Blue valentine (2010)

Dean is a high-school dropout who makes a living as a painter. Cindy is a nurse with ambitions. They are married, and have a young daughter who was born just after they married. Derek Cianfrance crafts a grown-up drama about the agonies of adulthood - life becoming different than what would have dreamed it to be. Blue valentine is a raw film about people who fall in love and grow apart, who fail to take responsibility and seem to perceive no possibilities of where to go in life. Ryan Gosling and Michelle Williams play the leading roles and they are both excellent. The way these people grow apart is painful to watch - the words that are intended to hurt, the crushing silences and the sorrowful kid.
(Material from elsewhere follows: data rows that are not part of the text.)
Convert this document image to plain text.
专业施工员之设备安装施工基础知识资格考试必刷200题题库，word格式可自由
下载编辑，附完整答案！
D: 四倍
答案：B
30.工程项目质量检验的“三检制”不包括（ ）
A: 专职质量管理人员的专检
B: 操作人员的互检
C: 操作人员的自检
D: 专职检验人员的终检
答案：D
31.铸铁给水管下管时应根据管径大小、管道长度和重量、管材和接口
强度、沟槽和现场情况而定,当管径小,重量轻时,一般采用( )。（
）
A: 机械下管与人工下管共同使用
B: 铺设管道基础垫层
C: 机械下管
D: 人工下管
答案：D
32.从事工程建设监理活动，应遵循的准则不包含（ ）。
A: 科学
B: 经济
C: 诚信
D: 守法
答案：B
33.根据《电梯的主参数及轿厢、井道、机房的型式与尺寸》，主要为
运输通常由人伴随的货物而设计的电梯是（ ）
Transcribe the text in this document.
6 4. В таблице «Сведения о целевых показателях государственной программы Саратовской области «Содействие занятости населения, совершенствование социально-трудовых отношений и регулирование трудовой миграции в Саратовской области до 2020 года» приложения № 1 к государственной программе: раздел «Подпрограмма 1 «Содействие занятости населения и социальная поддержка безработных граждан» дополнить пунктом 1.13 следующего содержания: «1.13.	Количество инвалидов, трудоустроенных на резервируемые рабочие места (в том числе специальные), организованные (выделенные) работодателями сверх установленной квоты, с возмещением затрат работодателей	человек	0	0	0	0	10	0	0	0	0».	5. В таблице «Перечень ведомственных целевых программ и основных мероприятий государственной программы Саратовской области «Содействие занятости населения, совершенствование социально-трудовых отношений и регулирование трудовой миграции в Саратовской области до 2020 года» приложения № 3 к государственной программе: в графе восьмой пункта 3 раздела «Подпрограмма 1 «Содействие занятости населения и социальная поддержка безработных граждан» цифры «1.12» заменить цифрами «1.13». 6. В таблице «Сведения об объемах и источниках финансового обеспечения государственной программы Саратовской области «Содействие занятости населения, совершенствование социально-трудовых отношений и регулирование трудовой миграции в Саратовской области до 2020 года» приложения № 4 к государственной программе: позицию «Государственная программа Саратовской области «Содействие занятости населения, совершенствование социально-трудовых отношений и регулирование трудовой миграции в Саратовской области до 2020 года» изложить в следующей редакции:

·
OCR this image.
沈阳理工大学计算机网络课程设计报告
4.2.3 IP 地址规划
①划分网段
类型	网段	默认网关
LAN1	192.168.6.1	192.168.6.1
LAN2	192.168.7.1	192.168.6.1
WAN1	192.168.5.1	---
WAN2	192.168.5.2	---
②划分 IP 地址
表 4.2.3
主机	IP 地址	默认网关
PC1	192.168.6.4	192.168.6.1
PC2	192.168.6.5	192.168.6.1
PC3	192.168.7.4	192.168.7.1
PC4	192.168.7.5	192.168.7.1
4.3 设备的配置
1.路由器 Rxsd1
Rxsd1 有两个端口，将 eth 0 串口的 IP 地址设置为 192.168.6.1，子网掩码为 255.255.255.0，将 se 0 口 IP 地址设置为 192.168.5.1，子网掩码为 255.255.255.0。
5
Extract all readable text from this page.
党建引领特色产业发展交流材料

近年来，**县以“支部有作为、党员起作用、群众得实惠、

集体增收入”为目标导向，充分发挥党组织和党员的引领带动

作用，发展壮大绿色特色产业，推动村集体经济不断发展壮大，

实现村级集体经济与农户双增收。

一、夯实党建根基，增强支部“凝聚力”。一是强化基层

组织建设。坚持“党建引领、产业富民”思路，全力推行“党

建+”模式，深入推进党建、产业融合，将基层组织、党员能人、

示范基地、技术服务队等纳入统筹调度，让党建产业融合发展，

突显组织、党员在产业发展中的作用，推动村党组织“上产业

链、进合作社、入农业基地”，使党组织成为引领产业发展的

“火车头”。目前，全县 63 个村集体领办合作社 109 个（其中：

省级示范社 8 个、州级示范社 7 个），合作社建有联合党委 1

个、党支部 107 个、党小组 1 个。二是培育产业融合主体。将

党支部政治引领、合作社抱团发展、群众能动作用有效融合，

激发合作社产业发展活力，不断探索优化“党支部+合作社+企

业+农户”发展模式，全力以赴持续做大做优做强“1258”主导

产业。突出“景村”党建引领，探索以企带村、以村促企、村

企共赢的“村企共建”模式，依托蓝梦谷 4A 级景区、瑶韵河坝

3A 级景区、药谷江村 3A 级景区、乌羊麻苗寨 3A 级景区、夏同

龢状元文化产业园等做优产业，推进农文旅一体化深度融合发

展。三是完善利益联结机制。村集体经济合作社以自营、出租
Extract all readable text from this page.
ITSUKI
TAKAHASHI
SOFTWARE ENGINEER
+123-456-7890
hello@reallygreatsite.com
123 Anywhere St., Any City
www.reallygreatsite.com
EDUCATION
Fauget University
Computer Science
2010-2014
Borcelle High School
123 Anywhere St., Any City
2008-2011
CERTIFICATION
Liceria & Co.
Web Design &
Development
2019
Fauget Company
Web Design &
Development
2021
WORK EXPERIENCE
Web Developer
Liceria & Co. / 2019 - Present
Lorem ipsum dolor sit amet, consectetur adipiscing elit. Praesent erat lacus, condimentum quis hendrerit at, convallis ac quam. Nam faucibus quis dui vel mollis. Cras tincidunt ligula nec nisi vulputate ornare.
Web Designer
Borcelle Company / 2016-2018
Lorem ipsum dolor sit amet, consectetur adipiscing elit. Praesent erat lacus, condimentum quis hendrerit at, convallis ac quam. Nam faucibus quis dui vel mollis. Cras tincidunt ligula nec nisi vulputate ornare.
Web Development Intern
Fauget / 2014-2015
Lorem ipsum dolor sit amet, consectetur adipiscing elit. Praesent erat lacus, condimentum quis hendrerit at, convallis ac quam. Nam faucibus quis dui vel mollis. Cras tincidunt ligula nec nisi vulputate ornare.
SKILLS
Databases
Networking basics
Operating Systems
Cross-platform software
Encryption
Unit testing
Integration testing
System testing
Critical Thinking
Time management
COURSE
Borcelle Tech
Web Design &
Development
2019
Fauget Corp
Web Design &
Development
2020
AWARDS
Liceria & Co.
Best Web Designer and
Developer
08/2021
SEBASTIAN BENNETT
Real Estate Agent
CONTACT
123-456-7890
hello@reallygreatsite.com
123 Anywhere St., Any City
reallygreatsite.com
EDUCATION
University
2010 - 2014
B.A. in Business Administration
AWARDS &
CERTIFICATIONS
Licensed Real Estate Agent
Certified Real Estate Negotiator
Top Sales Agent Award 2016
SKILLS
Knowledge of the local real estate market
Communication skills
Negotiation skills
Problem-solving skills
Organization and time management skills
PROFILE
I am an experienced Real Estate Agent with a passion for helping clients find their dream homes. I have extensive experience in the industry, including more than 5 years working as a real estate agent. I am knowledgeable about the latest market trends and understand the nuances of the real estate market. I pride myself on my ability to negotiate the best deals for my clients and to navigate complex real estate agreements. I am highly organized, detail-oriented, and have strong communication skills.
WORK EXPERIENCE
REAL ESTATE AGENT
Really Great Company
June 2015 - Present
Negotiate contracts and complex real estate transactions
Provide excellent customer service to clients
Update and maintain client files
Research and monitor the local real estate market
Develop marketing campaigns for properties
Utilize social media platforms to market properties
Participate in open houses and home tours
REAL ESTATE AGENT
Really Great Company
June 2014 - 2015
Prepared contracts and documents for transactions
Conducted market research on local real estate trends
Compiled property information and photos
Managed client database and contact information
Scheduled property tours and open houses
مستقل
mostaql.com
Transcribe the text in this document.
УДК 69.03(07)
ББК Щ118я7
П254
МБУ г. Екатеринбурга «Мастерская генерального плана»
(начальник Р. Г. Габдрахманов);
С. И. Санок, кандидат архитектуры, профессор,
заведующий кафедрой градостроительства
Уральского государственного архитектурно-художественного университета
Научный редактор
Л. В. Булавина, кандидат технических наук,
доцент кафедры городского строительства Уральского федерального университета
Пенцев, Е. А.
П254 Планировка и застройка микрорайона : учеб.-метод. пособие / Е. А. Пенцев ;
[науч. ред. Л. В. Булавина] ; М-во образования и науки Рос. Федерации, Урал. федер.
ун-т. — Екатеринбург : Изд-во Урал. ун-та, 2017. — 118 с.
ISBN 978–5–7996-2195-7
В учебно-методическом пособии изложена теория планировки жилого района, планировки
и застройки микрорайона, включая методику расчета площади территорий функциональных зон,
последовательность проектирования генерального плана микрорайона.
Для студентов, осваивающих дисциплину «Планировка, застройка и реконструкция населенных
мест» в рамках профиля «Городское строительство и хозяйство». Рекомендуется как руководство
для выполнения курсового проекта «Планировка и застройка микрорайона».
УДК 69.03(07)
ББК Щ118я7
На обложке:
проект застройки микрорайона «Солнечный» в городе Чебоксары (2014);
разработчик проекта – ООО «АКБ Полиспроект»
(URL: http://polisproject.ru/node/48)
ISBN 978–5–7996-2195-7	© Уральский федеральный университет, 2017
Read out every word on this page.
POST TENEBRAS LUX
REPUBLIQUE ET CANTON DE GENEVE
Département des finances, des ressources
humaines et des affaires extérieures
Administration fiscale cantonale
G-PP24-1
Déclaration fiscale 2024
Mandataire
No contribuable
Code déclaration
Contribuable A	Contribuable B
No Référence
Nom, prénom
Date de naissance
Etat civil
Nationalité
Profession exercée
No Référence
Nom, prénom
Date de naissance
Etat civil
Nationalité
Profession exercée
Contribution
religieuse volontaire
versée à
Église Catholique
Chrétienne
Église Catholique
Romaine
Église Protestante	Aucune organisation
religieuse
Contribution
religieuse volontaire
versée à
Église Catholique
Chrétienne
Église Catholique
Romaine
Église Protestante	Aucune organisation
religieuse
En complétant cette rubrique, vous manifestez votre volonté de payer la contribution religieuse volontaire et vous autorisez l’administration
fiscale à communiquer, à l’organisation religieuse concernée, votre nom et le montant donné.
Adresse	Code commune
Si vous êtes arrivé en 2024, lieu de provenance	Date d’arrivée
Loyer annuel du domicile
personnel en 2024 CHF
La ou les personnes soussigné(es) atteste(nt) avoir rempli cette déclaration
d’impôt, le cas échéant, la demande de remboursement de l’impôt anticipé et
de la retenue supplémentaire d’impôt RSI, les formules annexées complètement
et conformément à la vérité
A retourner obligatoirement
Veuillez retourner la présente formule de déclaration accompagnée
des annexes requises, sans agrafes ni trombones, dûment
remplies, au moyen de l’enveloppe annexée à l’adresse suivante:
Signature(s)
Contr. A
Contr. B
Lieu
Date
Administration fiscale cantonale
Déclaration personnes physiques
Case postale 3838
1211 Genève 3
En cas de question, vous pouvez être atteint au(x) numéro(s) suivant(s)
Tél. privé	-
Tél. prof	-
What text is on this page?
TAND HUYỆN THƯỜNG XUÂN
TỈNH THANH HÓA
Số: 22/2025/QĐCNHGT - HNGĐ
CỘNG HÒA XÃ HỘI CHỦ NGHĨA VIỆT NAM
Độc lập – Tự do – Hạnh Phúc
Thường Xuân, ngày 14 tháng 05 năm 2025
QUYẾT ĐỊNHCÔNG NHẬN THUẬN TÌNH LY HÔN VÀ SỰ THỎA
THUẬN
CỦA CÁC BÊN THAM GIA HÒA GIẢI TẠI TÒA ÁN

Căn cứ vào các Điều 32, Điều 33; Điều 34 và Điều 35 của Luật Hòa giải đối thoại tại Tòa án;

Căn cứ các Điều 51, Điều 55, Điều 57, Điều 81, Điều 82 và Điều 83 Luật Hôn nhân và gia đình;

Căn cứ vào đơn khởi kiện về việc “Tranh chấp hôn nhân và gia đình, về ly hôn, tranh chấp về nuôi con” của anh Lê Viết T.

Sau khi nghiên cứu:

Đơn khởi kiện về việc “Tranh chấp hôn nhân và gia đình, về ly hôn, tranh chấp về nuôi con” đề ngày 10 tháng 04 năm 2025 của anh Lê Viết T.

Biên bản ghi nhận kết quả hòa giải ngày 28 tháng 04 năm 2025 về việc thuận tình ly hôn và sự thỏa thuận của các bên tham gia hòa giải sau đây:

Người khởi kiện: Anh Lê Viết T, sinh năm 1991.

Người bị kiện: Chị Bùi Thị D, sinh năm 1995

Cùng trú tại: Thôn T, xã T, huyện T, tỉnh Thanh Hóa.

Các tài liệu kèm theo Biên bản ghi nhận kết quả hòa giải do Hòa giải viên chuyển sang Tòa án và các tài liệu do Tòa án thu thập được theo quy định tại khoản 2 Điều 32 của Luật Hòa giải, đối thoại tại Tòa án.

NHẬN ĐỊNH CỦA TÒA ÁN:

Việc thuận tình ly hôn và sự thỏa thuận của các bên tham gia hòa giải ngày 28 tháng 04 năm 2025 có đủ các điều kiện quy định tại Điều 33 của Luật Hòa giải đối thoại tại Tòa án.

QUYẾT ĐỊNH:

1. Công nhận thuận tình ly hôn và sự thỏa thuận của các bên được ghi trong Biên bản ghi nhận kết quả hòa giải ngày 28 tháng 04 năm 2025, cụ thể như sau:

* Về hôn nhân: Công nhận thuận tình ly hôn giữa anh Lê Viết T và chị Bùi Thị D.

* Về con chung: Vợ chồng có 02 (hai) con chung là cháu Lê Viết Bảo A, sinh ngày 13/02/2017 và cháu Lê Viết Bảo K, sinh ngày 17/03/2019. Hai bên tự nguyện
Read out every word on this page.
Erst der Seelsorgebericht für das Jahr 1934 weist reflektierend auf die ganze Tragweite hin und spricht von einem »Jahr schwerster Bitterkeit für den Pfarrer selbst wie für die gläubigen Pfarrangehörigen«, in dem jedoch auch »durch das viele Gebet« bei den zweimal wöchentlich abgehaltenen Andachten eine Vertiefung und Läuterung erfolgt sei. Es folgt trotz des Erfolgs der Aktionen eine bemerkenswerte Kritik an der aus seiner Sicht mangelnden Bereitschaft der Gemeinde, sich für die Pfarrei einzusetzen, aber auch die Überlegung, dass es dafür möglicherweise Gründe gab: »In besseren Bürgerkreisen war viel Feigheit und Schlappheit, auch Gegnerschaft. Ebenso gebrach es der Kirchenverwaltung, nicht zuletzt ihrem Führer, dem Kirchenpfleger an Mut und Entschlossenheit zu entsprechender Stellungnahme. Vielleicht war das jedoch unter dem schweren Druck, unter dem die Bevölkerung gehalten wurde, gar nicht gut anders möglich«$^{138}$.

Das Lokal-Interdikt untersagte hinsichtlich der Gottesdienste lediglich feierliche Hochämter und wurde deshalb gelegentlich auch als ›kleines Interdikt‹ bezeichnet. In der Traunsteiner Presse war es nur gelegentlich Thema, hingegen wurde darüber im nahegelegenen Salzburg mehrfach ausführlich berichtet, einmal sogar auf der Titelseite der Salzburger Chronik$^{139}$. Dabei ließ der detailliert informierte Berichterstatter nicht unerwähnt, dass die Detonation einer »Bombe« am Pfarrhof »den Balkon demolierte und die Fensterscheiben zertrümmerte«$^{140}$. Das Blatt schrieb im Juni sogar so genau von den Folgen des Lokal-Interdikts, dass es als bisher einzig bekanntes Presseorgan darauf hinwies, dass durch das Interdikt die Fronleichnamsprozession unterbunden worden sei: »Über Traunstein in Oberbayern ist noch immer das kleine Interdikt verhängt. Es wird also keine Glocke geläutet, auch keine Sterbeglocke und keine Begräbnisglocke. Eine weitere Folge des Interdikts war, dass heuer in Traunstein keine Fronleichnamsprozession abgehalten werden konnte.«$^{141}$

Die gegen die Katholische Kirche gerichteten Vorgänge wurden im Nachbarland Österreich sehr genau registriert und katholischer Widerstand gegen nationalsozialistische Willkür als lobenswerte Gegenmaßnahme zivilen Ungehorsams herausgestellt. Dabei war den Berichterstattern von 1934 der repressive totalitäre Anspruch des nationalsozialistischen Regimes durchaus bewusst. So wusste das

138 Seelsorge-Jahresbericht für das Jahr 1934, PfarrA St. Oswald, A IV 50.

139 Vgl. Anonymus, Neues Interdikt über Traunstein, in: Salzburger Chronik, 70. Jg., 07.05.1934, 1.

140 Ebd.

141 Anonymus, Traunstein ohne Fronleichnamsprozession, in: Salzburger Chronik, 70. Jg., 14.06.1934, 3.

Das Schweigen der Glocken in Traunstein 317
One day, the daughter's dog goes missing, and the parents accuse one another of it happening. Most of the important stuff that happens is not expressed in dramatic lines; the dramatic thing here is a slow change that is hard to pin down; when did it go wrong?

What sets the film apart from most of the movies in this field - the grown-up, realistic dramas about adult relationships - is its class setting. Where most other movies are set in glossy city centers or leafy suburbia, Blue valentine's couple is working-class, barely getting by, hardly working any flashy dream jobs (they are not lawyers or shrinks). We see Dean slowly drifting into a state of alcoholism, while his wife resents his lack of ambition. She seems to mourn the possibilities that were unfulfilled in her own life, how she ended up with this guy who most of all likes to sit at home. The film uses flashbacks to illustrate how their life together was always full of problems. Flashbacks are mostly OK in this movie, but sometimes I feel they are used indulgently. But like for example Revolutionary Road, this is a serious drama about tensions between people who view life differently and who fail to understand how much they hurt one another. There are a couple of scene that works less well than others, but mostly, the rawness hits hard.